Ideker emphasized that MuSIC is at an early stage: “This was a pilot study. The next objective is to scale MuSIC to cover the full human proteome, extend it to many cell types and individuals, and ultimately compare healthy and diseased cells to identify molecular differences that underlie disease.”
The study includes contributions from researchers across UC San Diego, Harvard Medical School, KTH Royal Institute of Technology, Université Libre de Bruxelles, Peking University and other institutions. Key co-authors are Maya L. Gosztyla, Marcus R. Kelly, Steven M. Blue, Fan Zheng, Michael Chen and many others who contributed to data generation, analysis and validation experiments.
Disclosures: Trey Ideker is a co-founder, board member and equity holder in Data4Cure, Inc., and has advisory roles and sponsored research arrangements with Ideaya BioSciences, Inc. Gene Yeo holds positions and equity in Locanabio and Eclipse BioInnovations and serves as a visiting professor at the National University of Singapore. Emma Lundberg serves on scientific advisory boards and holds equity in several biotechnology companies. J. Wade Harper is a co-founder and advisor of Caraway Therapeutics and Interline Therapeutics. These relationships were reviewed and managed under UC San Diego conflict-of-interest policies.
About this AI research news
Author: Heather Buschman
Source: UCSD
Contact: Heather Buschman – UCSD
Image: The image is credited to UC San Diego
Original Research: Closed access. “A multi-scale map of cell structure fusing protein images and interactions” by Trey Ideker et al., published in Nature.
Abstract
A multi-scale map of cell structure fusing protein images and interactions
Cells are organized across multiple physical scales, spanning at least four orders of magnitude, and their architecture is modular. Two primary experimental approaches — protein fluorescent imaging and protein biophysical association — each produce extensive datasets with different resolutions and characteristics. Historically these datasets have been analyzed separately.
This work integrates immunofluorescence image data from the Human Protein Atlas with affinity purification interaction data from BioPlex to build a unified, hierarchical map of human cell architecture. Integration is achieved by recasting each data type as a measure of protein proximity and then using machine learning to align and calibrate those measures.
The resulting map, MuSIC 1.0, resolves 69 subcellular systems, roughly half of which appear to be previously undocumented.

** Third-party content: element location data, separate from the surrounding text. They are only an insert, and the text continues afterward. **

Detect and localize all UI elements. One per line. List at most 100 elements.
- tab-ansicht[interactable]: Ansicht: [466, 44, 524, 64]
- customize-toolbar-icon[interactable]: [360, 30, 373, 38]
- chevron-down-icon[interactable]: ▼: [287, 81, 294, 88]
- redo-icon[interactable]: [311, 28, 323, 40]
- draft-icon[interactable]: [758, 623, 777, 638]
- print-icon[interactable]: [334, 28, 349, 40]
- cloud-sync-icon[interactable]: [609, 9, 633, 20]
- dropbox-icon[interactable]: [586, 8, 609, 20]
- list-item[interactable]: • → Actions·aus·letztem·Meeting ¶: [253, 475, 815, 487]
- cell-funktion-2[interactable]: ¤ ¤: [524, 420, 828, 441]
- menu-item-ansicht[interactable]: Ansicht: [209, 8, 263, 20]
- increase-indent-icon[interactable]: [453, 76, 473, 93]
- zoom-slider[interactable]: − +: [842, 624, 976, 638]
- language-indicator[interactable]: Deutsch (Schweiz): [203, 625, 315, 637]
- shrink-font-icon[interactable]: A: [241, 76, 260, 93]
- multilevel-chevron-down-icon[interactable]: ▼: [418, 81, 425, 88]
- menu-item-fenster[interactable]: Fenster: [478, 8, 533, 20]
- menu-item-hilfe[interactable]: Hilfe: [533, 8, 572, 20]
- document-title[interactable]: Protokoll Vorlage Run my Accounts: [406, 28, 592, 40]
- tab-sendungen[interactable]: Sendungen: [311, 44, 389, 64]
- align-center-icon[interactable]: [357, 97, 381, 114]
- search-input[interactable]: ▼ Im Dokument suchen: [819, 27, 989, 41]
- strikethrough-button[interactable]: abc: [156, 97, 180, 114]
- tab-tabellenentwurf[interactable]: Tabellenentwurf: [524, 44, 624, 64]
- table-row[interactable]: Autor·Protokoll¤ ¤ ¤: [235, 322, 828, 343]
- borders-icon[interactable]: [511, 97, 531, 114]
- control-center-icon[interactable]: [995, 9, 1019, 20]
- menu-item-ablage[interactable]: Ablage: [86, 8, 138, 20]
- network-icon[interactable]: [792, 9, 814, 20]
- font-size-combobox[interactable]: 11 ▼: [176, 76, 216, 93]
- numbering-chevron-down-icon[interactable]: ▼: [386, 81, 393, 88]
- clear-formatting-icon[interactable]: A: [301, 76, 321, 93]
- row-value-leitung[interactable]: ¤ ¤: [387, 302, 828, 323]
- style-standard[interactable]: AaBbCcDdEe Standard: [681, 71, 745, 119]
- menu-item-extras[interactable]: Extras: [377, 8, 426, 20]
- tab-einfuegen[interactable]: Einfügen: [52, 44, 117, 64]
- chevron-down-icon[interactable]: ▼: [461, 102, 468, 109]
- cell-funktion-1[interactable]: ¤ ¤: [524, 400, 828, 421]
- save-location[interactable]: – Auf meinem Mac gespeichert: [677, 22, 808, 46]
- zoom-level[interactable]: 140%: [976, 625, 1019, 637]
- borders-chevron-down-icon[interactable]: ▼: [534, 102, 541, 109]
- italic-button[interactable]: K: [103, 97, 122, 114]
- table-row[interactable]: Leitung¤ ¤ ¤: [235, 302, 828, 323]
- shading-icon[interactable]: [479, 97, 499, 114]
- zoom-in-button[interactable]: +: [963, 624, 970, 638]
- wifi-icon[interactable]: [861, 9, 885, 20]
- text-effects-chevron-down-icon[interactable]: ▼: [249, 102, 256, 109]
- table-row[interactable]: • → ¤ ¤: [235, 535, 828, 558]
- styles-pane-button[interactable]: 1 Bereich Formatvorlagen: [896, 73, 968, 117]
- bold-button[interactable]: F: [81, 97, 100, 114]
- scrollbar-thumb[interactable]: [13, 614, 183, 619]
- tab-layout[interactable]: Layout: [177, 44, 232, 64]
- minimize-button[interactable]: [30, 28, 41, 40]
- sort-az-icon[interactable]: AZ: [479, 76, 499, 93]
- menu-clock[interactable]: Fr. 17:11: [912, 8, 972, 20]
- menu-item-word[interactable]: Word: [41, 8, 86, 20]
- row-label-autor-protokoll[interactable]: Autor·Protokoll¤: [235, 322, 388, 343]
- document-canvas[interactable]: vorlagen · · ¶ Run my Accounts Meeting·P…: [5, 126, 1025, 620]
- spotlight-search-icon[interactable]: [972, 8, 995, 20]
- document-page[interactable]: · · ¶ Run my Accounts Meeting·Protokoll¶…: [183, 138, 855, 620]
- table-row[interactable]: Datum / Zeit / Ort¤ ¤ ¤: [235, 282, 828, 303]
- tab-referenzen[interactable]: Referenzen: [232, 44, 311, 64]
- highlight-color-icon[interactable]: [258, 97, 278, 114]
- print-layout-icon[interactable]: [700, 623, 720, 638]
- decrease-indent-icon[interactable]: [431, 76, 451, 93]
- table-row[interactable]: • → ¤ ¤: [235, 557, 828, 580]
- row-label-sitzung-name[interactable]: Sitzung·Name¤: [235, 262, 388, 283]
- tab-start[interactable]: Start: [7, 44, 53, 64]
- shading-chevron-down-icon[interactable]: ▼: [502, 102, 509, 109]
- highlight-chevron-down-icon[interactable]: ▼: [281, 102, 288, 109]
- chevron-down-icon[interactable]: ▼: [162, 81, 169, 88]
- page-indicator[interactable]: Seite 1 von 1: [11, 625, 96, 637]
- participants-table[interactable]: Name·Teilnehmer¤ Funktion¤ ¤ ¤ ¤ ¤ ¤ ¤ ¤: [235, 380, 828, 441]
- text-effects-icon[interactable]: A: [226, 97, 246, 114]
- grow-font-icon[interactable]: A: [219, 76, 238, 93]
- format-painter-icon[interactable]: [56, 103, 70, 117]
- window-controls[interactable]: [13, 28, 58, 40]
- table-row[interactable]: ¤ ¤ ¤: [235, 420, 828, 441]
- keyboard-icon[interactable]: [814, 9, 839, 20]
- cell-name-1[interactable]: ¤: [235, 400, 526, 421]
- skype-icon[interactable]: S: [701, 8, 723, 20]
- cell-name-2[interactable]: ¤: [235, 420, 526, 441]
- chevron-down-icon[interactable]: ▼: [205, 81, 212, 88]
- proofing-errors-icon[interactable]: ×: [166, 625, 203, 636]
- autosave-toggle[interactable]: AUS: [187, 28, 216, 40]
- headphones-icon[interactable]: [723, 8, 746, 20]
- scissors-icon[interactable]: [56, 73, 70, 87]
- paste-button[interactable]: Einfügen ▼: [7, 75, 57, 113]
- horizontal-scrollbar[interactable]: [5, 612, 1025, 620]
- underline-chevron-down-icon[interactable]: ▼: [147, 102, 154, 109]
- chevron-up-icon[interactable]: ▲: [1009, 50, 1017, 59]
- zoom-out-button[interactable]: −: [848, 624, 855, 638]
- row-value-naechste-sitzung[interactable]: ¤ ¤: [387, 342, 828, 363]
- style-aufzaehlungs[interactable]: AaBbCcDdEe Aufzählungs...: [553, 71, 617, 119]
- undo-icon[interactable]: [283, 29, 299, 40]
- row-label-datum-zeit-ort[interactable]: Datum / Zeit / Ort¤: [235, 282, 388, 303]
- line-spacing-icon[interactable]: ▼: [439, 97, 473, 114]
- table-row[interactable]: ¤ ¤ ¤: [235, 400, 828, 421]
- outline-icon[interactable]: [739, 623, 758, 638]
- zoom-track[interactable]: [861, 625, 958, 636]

The authors carried out 134 additional affinity purifications to validate many of the predicted subunit associations, revealing new assemblies involved in pre-ribosomal RNA processing and identifying roles for proteins such as SRRM1, FAM120C and RPS3A in chromatin function and splicing. By combining data across scales, MuSIC sharpens imaging resolution and assigns spatial context to protein interactions, enabling the integration of diverse data types into proteome-wide maps of cell organization.